Harriet Beecher Stowe is most famous for having written Uncle Tom’s Cabin, a book that had a tremendous impact on American public opinion concerning chattel slavery. It was with reference to this book that President Lincoln, upon being presented to the author, is supposed to have asked the following question: “Are you the little lady who wrote the book that started this great war?”

“Little lady,” indeed! Let me tell you, this “little lady” gave me a fat lip. Don’t mess with her. She’s deceptive, like the Monty Python rabbit. Next time I’ll take my chances with General Grant.

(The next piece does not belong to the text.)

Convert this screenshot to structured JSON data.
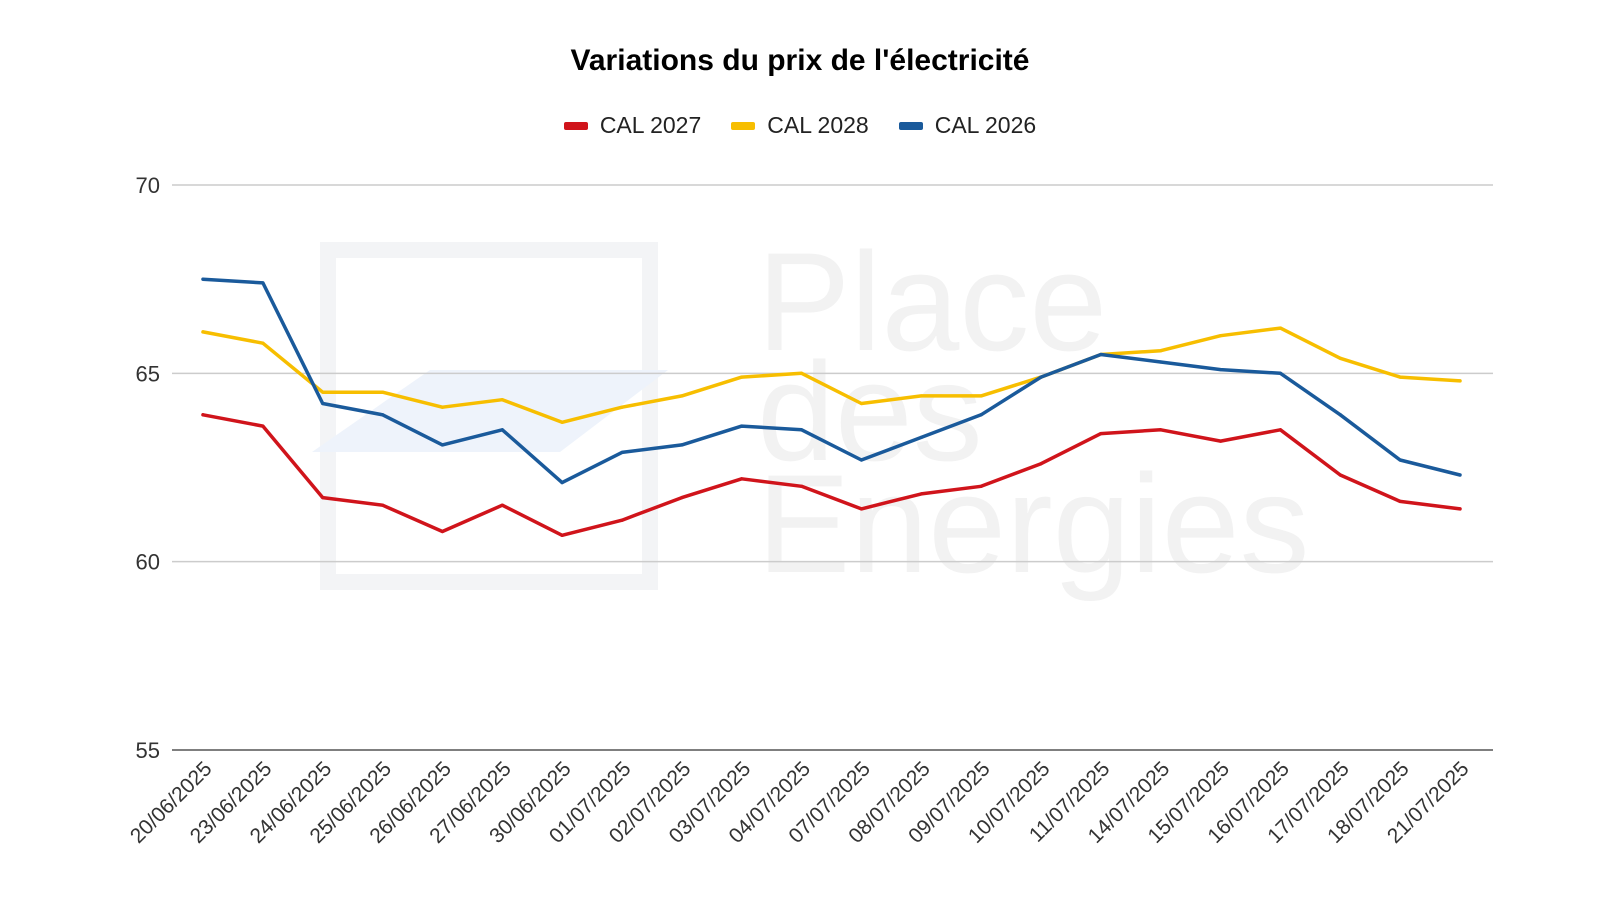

*She was 'A lady named Miss or Mrs. Billings'”. See p. 754 of the Complete Poetry and Collected Prose, as I eventually did, following emergency first aid.

1 comment:

  1. Dear Professor,

    Thank you for mentioning Bulgakov's magnificent work. It was only after reading one of his other works, Black Snow, that I appreciated the significance of the theatrical world in Master i Margarita, specifically the Variety Theater. Particularly since Bulgakov's play about a genteel family whose sons participate in the White defense of Kiev, The Turbins, also presented as a novel, the White Guard, was one of Iosif Vissarionovich's favorite plays, which he supposedly saw 20 or 21 times.

    I am also in agreement with your praise for the war memoirs of Ulysses Grant and Tecumseh Sherman. They were both very good writers. Sherman's life history encompassed incredible adventures in Florida and California before the War Between the States. The correspondence he reproduces, both his own correspondence with the Mayor of Atlanta and General John Bell Hood, and some of the other battlefield notes from the north Georgia campaign, are also spendid.